- Politik
- Unterlassungserklärung
De Masi besiegt Merz
Unterlassungsforderung des CDU-Politikers ohne Erfolgsaussicht
Am 6. Dezember fasste Fabio De Masi auf Twitter das politische Wirken von Friedrich Merz prägnant zusammen. »Friedrich Merz auf einem Bierdeckel. 1997 votierte er gegen die Strafbarkeit der Vergewaltigung, wenn sie in der Ehe stattfindet. 2000 fordert er Rente ab 70, 2004 Abschaffung des Kündigungsschutzes und 2006 klagt er gegen die Veröffentlichung von Nebeneinkünften von Abgeordneten. Noch Fragen?«, schrieb der Linke-Bundestagsabgeordnete auf dem Kurzbotschaftenportal. Viele Informationen über Entscheidungen und Forderungen des CDU-Politikers, die aus der Sicht von De Masi schlecht für das Land waren. Besonders hervor sticht dabei das Abstimmungsverhalten von Merz in der Frage der Strafbarkeit von Vergewaltigung in der Ehe. Zwar war das schon 1997 skandalös, doch außer Merz stimmten damals 138 weitere Bundestagsabgeordnete so ab. Trotzdem möchte der Bewerber um den CDU-Vorsitz heute nicht mehr mit der Abstimmung in Verbindung gebracht werden oder zumindest nicht so, wie es De Masi getan hat.

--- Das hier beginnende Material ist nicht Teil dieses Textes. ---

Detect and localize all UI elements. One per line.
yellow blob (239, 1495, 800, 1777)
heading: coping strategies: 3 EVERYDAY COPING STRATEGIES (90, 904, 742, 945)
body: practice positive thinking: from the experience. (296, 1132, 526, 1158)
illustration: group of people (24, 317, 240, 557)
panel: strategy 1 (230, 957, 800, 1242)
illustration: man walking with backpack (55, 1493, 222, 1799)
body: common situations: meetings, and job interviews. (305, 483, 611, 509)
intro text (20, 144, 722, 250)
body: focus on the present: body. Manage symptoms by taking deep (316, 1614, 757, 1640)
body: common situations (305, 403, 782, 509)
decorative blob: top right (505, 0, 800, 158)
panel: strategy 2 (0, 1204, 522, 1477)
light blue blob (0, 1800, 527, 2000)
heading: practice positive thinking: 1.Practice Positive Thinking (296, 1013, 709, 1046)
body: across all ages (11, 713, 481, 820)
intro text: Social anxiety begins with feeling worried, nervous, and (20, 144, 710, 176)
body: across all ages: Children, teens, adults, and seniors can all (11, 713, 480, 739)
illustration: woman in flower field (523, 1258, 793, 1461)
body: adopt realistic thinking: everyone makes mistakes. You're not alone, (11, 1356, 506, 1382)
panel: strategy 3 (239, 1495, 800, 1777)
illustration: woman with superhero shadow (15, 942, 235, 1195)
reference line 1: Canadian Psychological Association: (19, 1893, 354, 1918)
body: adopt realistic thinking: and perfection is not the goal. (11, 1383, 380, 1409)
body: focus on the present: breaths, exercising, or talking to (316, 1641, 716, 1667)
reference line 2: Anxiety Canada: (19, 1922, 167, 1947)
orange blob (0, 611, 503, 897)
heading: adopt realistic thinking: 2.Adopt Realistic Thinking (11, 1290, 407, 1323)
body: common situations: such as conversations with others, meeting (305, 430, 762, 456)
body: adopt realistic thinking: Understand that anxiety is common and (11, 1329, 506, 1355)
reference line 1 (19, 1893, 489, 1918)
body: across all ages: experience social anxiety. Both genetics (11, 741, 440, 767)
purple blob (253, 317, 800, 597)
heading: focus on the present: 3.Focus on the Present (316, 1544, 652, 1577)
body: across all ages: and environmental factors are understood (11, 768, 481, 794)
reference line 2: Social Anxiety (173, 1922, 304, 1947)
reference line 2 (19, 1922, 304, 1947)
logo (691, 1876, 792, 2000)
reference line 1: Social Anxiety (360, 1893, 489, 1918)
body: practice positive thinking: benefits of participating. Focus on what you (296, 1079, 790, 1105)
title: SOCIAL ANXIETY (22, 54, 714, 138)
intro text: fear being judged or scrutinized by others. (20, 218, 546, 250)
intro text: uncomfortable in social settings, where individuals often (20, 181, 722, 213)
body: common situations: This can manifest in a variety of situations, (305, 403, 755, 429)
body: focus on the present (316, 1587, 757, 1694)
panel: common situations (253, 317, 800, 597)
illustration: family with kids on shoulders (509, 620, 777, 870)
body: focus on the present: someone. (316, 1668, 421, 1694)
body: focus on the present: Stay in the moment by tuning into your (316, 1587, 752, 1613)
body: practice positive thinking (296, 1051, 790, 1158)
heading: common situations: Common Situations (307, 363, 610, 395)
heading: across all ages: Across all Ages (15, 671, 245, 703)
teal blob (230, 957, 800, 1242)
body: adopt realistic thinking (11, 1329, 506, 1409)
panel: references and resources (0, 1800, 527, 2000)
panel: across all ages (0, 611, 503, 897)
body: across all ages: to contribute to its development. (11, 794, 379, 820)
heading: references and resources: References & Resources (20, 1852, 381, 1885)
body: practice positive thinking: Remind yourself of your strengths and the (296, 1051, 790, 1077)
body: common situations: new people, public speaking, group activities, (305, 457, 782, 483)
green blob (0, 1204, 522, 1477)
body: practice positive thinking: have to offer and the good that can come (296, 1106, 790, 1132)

Also schickte Merz De Masi eine Unterlassungserklärung und die Aufforderung, den Tweet zu löschen. Nebenbei versuchte er, seine damalige Position zu erklären. Er habe sich damals für eine »Regelung mit Widerspruchsklausel« eingesetzt. Seine beruflichen Erfahrungen hätten zu der Ansicht geführt, dass »Strafverfahren durch Falschbehauptungen zerstrittener Ehepartner« dem »Schutzinteresse betroffener Frauen eher schaden als nützen würden«. Um die unter anderem von Merz geforderte Widerspruchsklausel ging es in der Bundestagsabstimmung 1997 allerdings gar nicht, sondern nur um die Strafbarkeit von Vergewaltigung in der Ehe.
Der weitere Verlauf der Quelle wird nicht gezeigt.